Jay_greenberg On entend beaucoup parler ces jours-ci du compositeur Jay Greenberg, dont Sony vient d’éditer la cinquième symphonie (interprétée par le London Symphony Orchestra, dirigé par José Serebrier) et un quintette à cordes (interprété par le Juilliard String Quartet).

Le point remarquable, c’est que Jay Greenberg (qui, bien sûr, a un site Internet) n’a pas tout à fait 15 ans. Il étudie à la Juilliard School depuis quatre ans.

Alors, coup marketing ou révélation d’un génie d’envergure planétaire ?

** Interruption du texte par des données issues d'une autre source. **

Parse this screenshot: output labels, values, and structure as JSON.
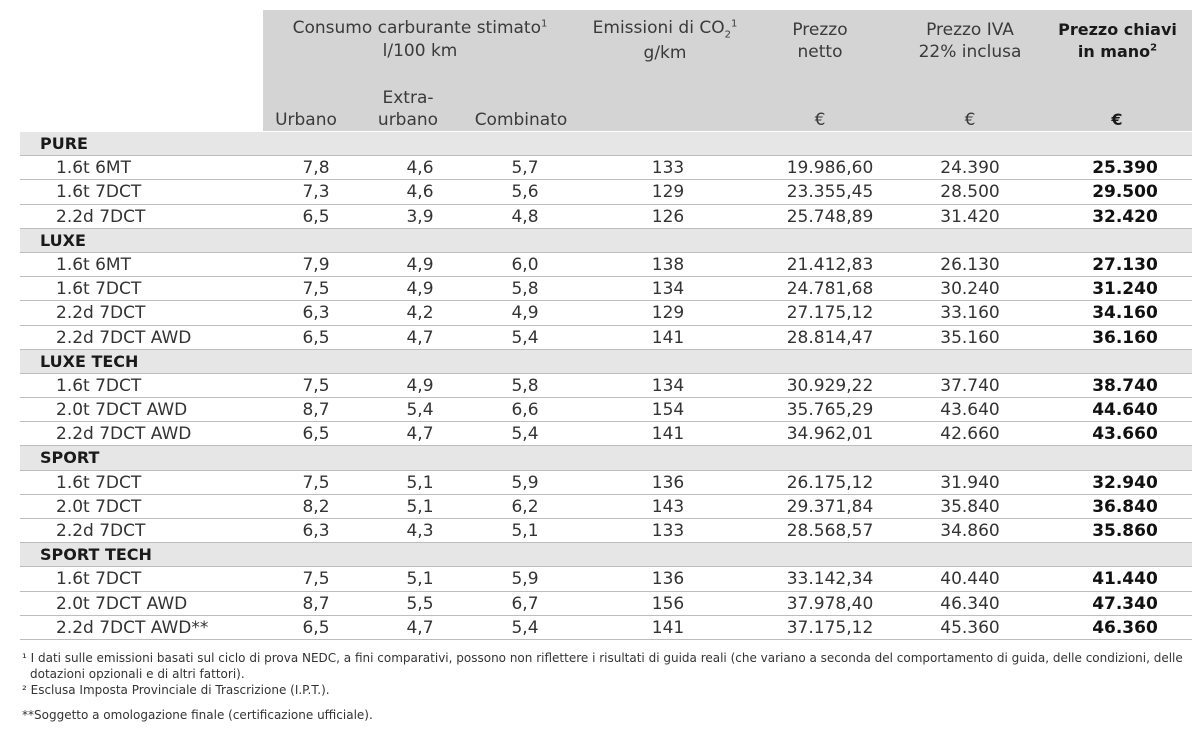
{
  "header": {
    "consumo_title": "Consumo carburante stimato",
    "consumo_sup": "1",
    "consumo_unit": "l/100 km",
    "urbano": "Urbano",
    "extra_line1": "Extra-",
    "extra_line2": "urbano",
    "combinato": "Combinato",
    "emissioni_title": "Emissioni di CO",
    "emissioni_sub": "2",
    "emissioni_sup": "1",
    "emissioni_unit": "g/km",
    "netto_line1": "Prezzo",
    "netto_line2": "netto",
    "netto_unit": "€",
    "iva_line1": "Prezzo IVA",
    "iva_line2": "22% inclusa",
    "iva_unit": "€",
    "chiavi_line1": "Prezzo chiavi",
    "chiavi_line2": "in mano",
    "chiavi_sup": "2",
    "chiavi_unit": "€"
  },
  "groups": [
    {
      "name": "PURE",
      "rows": [
        {
          "model": "1.6t 6MT",
          "urbano": "7,8",
          "extra": "4,6",
          "combinato": "5,7",
          "co2": "133",
          "netto": "19.986,60",
          "iva": "24.390",
          "chiavi": "25.390"
        },
        {
          "model": "1.6t 7DCT",
          "urbano": "7,3",
          "extra": "4,6",
          "combinato": "5,6",
          "co2": "129",
          "netto": "23.355,45",
          "iva": "28.500",
          "chiavi": "29.500"
        },
        {
          "model": "2.2d 7DCT",
          "urbano": "6,5",
          "extra": "3,9",
          "combinato": "4,8",
          "co2": "126",
          "netto": "25.748,89",
          "iva": "31.420",
          "chiavi": "32.420"
        }
      ]
    },
    {
      "name": "LUXE",
      "rows": [
        {
          "model": "1.6t 6MT",
          "urbano": "7,9",
          "extra": "4,9",
          "combinato": "6,0",
          "co2": "138",
          "netto": "21.412,83",
          "iva": "26.130",
          "chiavi": "27.130"
        },
        {
          "model": "1.6t 7DCT",
          "urbano": "7,5",
          "extra": "4,9",
          "combinato": "5,8",
          "co2": "134",
          "netto": "24.781,68",
          "iva": "30.240",
          "chiavi": "31.240"
        },
        {
          "model": "2.2d 7DCT",
          "urbano": "6,3",
          "extra": "4,2",
          "combinato": "4,9",
          "co2": "129",
          "netto": "27.175,12",
          "iva": "33.160",
          "chiavi": "34.160"
        },
        {
          "model": "2.2d 7DCT AWD",
          "urbano": "6,5",
          "extra": "4,7",
          "combinato": "5,4",
          "co2": "141",
          "netto": "28.814,47",
          "iva": "35.160",
          "chiavi": "36.160"
        }
      ]
    },
    {
      "name": "LUXE TECH",
      "rows": [
        {
          "model": "1.6t 7DCT",
          "urbano": "7,5",
          "extra": "4,9",
          "combinato": "5,8",
          "co2": "134",
          "netto": "30.929,22",
          "iva": "37.740",
          "chiavi": "38.740"
        },
        {
          "model": "2.0t 7DCT AWD",
          "urbano": "8,7",
          "extra": "5,4",
          "combinato": "6,6",
          "co2": "154",
          "netto": "35.765,29",
          "iva": "43.640",
          "chiavi": "44.640"
        },
        {
          "model": "2.2d 7DCT AWD",
          "urbano": "6,5",
          "extra": "4,7",
          "combinato": "5,4",
          "co2": "141",
          "netto": "34.962,01",
          "iva": "42.660",
          "chiavi": "43.660"
        }
      ]
    },
    {
      "name": "SPORT",
      "rows": [
        {
          "model": "1.6t 7DCT",
          "urbano": "7,5",
          "extra": "5,1",
          "combinato": "5,9",
          "co2": "136",
          "netto": "26.175,12",
          "iva": "31.940",
          "chiavi": "32.940"
        },
        {
          "model": "2.0t 7DCT",
          "urbano": "8,2",
          "extra": "5,1",
          "combinato": "6,2",
          "co2": "143",
          "netto": "29.371,84",
          "iva": "35.840",
          "chiavi": "36.840"
        },
        {
          "model": "2.2d 7DCT",
          "urbano": "6,3",
          "extra": "4,3",
          "combinato": "5,1",
          "co2": "133",
          "netto": "28.568,57",
          "iva": "34.860",
          "chiavi": "35.860"
        }
      ]
    },
    {
      "name": "SPORT TECH",
      "rows": [
        {
          "model": "1.6t 7DCT",
          "urbano": "7,5",
          "extra": "5,1",
          "combinato": "5,9",
          "co2": "136",
          "netto": "33.142,34",
          "iva": "40.440",
          "chiavi": "41.440"
        },
        {
          "model": "2.0t 7DCT AWD",
          "urbano": "8,7",
          "extra": "5,5",
          "combinato": "6,7",
          "co2": "156",
          "netto": "37.978,40",
          "iva": "46.340",
          "chiavi": "47.340"
        },
        {
          "model": "2.2d 7DCT AWD**",
          "urbano": "6,5",
          "extra": "4,7",
          "combinato": "5,4",
          "co2": "141",
          "netto": "37.175,12",
          "iva": "45.360",
          "chiavi": "46.360"
        }
      ]
    }
  ],
  "footnotes": {
    "fn1": "¹ I dati sulle emissioni basati sul ciclo di prova NEDC, a fini comparativi, possono non riflettere i risultati di guida reali (che variano a seconda del comportamento di guida, delle condizioni, delle dotazioni opzionali e di altri fattori).",
    "fn2": "² Esclusa Imposta Provinciale di Trascrizione (I.P.T.).",
    "fn3": "**Soggetto a omologazione finale (certificazione ufficiale)."
  }
}
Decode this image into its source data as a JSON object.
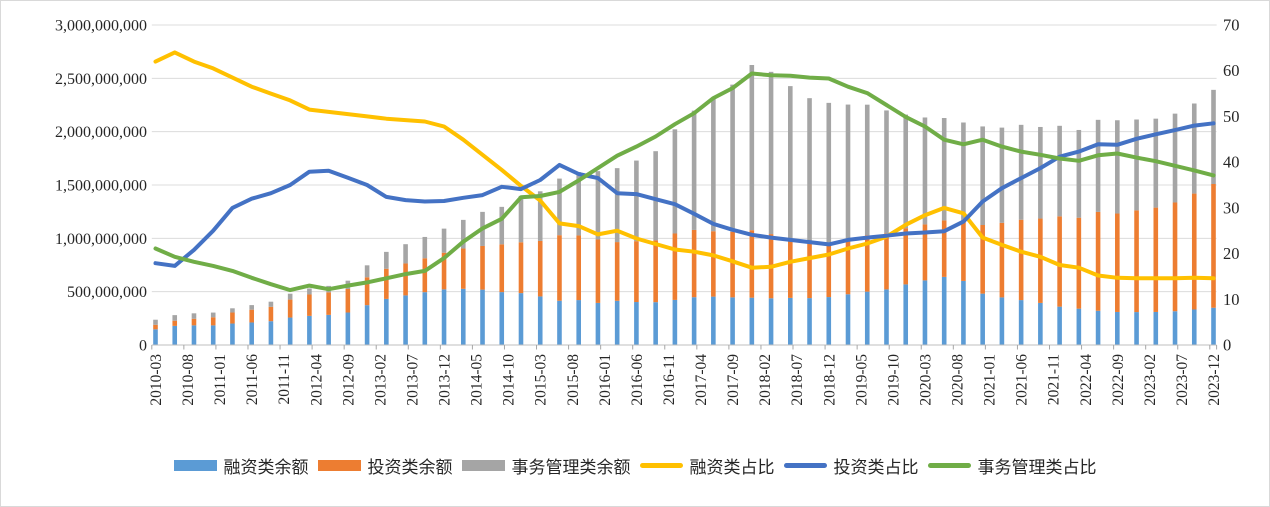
{
  "chart_data": {
    "type": "combo-stacked-bar-line",
    "title": "",
    "left_axis": {
      "min": 0,
      "max": 3000000000,
      "step": 500000000,
      "tick_labels": [
        "3,000,000,000",
        "2,500,000,000",
        "2,000,000,000",
        "1,500,000,000",
        "1,000,000,000",
        "500,000,000",
        "0"
      ]
    },
    "right_axis": {
      "min": 0,
      "max": 70,
      "step": 10,
      "tick_labels": [
        "70",
        "60",
        "50",
        "40",
        "30",
        "20",
        "10",
        "0"
      ]
    },
    "x_tick_labels_shown": [
      "2010-03",
      "2010-08",
      "2011-01",
      "2011-06",
      "2011-11",
      "2012-04",
      "2012-09",
      "2013-02",
      "2013-07",
      "2013-12",
      "2014-05",
      "2014-10",
      "2015-03",
      "2015-08",
      "2016-01",
      "2016-06",
      "2016-11",
      "2017-04",
      "2017-09",
      "2018-02",
      "2018-07",
      "2018-12",
      "2019-05",
      "2019-10",
      "2020-03",
      "2020-08",
      "2021-01",
      "2021-06",
      "2021-11",
      "2022-04",
      "2022-09",
      "2023-02",
      "2023-07",
      "2023-12"
    ],
    "categories": [
      "2010-03",
      "2010-06",
      "2010-09",
      "2010-12",
      "2011-03",
      "2011-06",
      "2011-09",
      "2011-12",
      "2012-03",
      "2012-06",
      "2012-09",
      "2012-12",
      "2013-03",
      "2013-06",
      "2013-09",
      "2013-12",
      "2014-03",
      "2014-06",
      "2014-09",
      "2014-12",
      "2015-03",
      "2015-06",
      "2015-09",
      "2015-12",
      "2016-03",
      "2016-06",
      "2016-09",
      "2016-12",
      "2017-03",
      "2017-06",
      "2017-09",
      "2017-12",
      "2018-03",
      "2018-06",
      "2018-09",
      "2018-12",
      "2019-03",
      "2019-06",
      "2019-09",
      "2019-12",
      "2020-03",
      "2020-06",
      "2020-09",
      "2020-12",
      "2021-03",
      "2021-06",
      "2021-09",
      "2021-12",
      "2022-03",
      "2022-06",
      "2022-09",
      "2022-12",
      "2023-03",
      "2023-06",
      "2023-09",
      "2023-12"
    ],
    "balance_total": [
      237000000,
      280000000,
      297000000,
      304000000,
      344000000,
      374000000,
      406000000,
      481000000,
      530000000,
      554000000,
      603000000,
      747000000,
      873000000,
      945000000,
      1013000000,
      1091000000,
      1173000000,
      1248000000,
      1295000000,
      1398000000,
      1441000000,
      1560000000,
      1620000000,
      1630000000,
      1658000000,
      1729000000,
      1817000000,
      2022000000,
      2197000000,
      2314000000,
      2441000000,
      2625000000,
      2561000000,
      2427000000,
      2314000000,
      2270000000,
      2254000000,
      2253000000,
      2199000000,
      2160000000,
      2133000000,
      2128000000,
      2086000000,
      2049000000,
      2038000000,
      2064000000,
      2044000000,
      2055000000,
      2016000000,
      2111000000,
      2107000000,
      2114000000,
      2122000000,
      2169000000,
      2264000000,
      2392000000
    ],
    "pct_financing": [
      62.0,
      64.0,
      62.0,
      60.5,
      58.5,
      56.5,
      55.0,
      53.5,
      51.5,
      51.0,
      50.5,
      50.0,
      49.5,
      49.2,
      48.9,
      47.8,
      44.9,
      41.6,
      38.3,
      34.8,
      31.6,
      26.6,
      26.0,
      24.2,
      25.0,
      23.3,
      22.1,
      20.9,
      20.4,
      19.6,
      18.3,
      16.9,
      17.1,
      18.2,
      19.0,
      19.8,
      21.1,
      22.2,
      23.7,
      26.3,
      28.4,
      30.0,
      28.8,
      23.5,
      21.9,
      20.4,
      19.3,
      17.5,
      16.9,
      15.2,
      14.7,
      14.6,
      14.6,
      14.6,
      14.7,
      14.6
    ],
    "pct_investment": [
      17.9,
      17.3,
      20.8,
      25.0,
      30.0,
      32.0,
      33.2,
      35.0,
      37.9,
      38.1,
      36.6,
      35.0,
      32.4,
      31.7,
      31.4,
      31.5,
      32.2,
      32.8,
      34.6,
      34.1,
      36.1,
      39.4,
      37.4,
      36.5,
      33.2,
      33.0,
      31.9,
      30.8,
      28.7,
      26.5,
      25.2,
      24.1,
      23.5,
      23.0,
      22.5,
      22.0,
      23.0,
      23.5,
      23.9,
      24.4,
      24.6,
      24.9,
      27.0,
      31.4,
      34.3,
      36.5,
      38.7,
      41.2,
      42.3,
      43.9,
      43.8,
      45.1,
      46.1,
      47.0,
      48.0,
      48.5
    ],
    "pct_admin": [
      21.1,
      19.3,
      18.2,
      17.3,
      16.2,
      14.7,
      13.3,
      12.0,
      13.0,
      12.2,
      13.0,
      13.7,
      14.6,
      15.5,
      16.2,
      19.0,
      22.6,
      25.5,
      27.6,
      32.3,
      32.6,
      33.5,
      36.0,
      38.7,
      41.4,
      43.4,
      45.6,
      48.3,
      50.7,
      54.0,
      56.2,
      59.4,
      59.0,
      58.9,
      58.5,
      58.3,
      56.5,
      55.1,
      52.5,
      49.9,
      47.8,
      44.9,
      43.9,
      44.9,
      43.4,
      42.3,
      41.6,
      40.8,
      40.3,
      41.5,
      41.9,
      41.0,
      40.2,
      39.2,
      38.2,
      37.1
    ],
    "bar_series": [
      {
        "label": "融资类余额",
        "color": "#5B9BD5",
        "pct_key": "pct_financing"
      },
      {
        "label": "投资类余额",
        "color": "#ED7D31",
        "pct_key": "pct_investment"
      },
      {
        "label": "事务管理类余额",
        "color": "#A5A5A5",
        "pct_key": "pct_admin"
      }
    ],
    "line_series": [
      {
        "label": "融资类占比",
        "color": "#FFC000",
        "pct_key": "pct_financing"
      },
      {
        "label": "投资类占比",
        "color": "#4472C4",
        "pct_key": "pct_investment"
      },
      {
        "label": "事务管理类占比",
        "color": "#70AD47",
        "pct_key": "pct_admin"
      }
    ],
    "legend": [
      {
        "label": "融资类余额",
        "color": "#5B9BD5",
        "type": "bar"
      },
      {
        "label": "投资类余额",
        "color": "#ED7D31",
        "type": "bar"
      },
      {
        "label": "事务管理类余额",
        "color": "#A5A5A5",
        "type": "bar"
      },
      {
        "label": "融资类占比",
        "color": "#FFC000",
        "type": "line"
      },
      {
        "label": "投资类占比",
        "color": "#4472C4",
        "type": "line"
      },
      {
        "label": "事务管理类占比",
        "color": "#70AD47",
        "type": "line"
      }
    ],
    "style": {
      "gridline_color": "#dcdcdc",
      "axis_line_color": "#bfbfbf",
      "tick_color": "#a6a6a6",
      "text_color": "#262626",
      "background": "#ffffff",
      "legend_position": "bottom",
      "grid_on": "horizontal"
    }
  }
}
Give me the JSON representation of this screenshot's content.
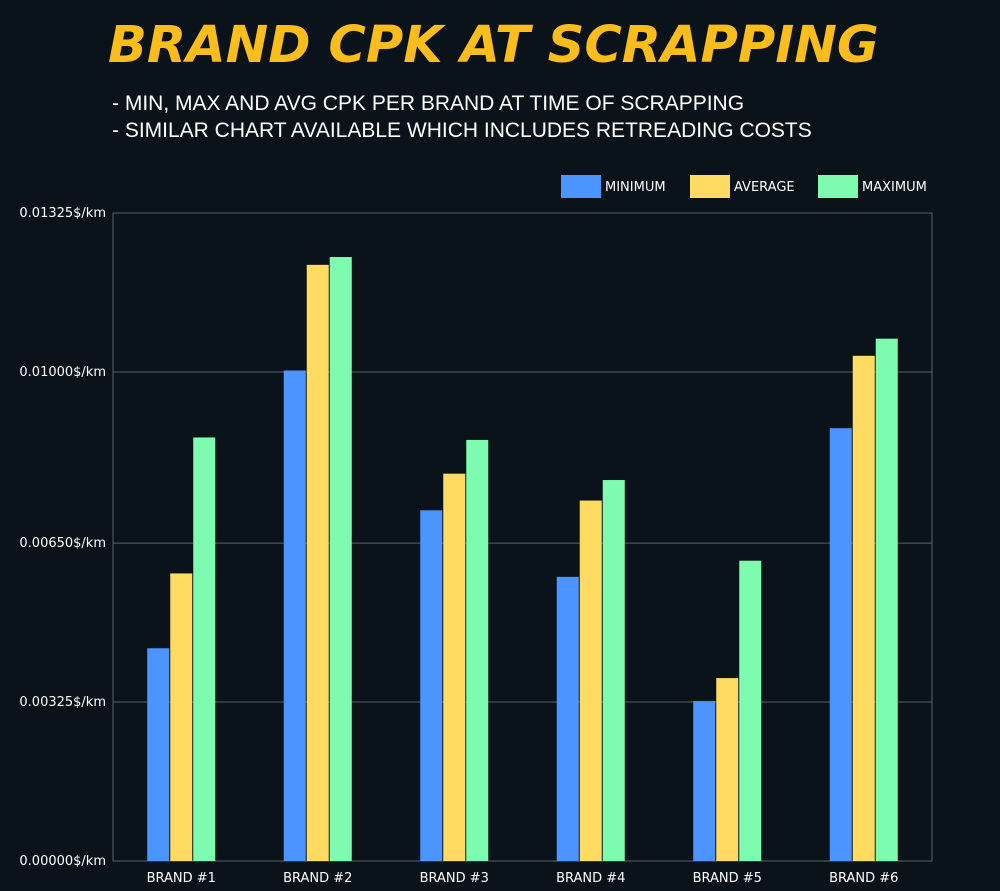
{
  "title": "BRAND CPK AT SCRAPPING",
  "subtitle_lines": [
    "- MIN, MAX AND AVG CPK PER BRAND AT TIME OF SCRAPPING",
    "- SIMILAR CHART AVAILABLE WHICH INCLUDES RETREADING COSTS"
  ],
  "colors": {
    "background": "#0a131a",
    "title": "#fbbd1b",
    "minimum": "#4c94ff",
    "average": "#ffdb61",
    "maximum": "#7dfcb0",
    "grid": "#5a6168"
  },
  "chart_data": {
    "type": "bar",
    "categories": [
      "BRAND #1",
      "BRAND #2",
      "BRAND #3",
      "BRAND #4",
      "BRAND #5",
      "BRAND #6"
    ],
    "series": [
      {
        "name": "MINIMUM",
        "values": [
          0.00435,
          0.01003,
          0.00717,
          0.00581,
          0.00327,
          0.00885
        ]
      },
      {
        "name": "AVERAGE",
        "values": [
          0.00588,
          0.01219,
          0.00792,
          0.00737,
          0.00374,
          0.01033
        ]
      },
      {
        "name": "MAXIMUM",
        "values": [
          0.00866,
          0.01235,
          0.00861,
          0.00779,
          0.00614,
          0.01068
        ]
      }
    ],
    "y_ticks": [
      "0.00000$/km",
      "0.00325$/km",
      "0.00650$/km",
      "0.01000$/km",
      "0.01325$/km"
    ],
    "y_tick_values": [
      0,
      0.00325,
      0.0065,
      0.01,
      0.01325
    ],
    "ylim": [
      0,
      0.01325
    ],
    "grid": true,
    "legend_position": "top-right",
    "xlabel": "",
    "ylabel": ""
  }
}
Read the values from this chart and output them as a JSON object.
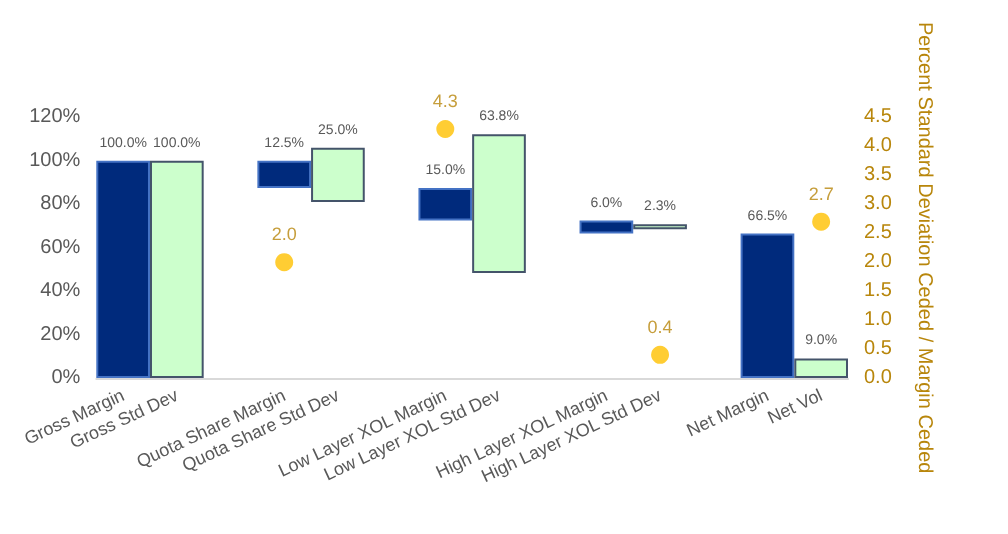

Je penche plutôt pour la première solution. Greenberg possède indiscutablement une maîtrise avancée de la composition : il sait créer de jolies textures, bâtir des moments forts, jouer sur les contrastes… mais sa musique donne encore l’impression de résulter d’un exercice assez académique. Les juxtapositions thématiques semblent découler davantage d’un souci de “passer à autre chose” que d’un véritable sens de la construction. La voix ne semble pas très personnelle, pas très mûre. Peut-être le quintette révèle-t-il les prémices d’une voix originale… mais il me semble qu’un peu de maturation est encore nécessaire.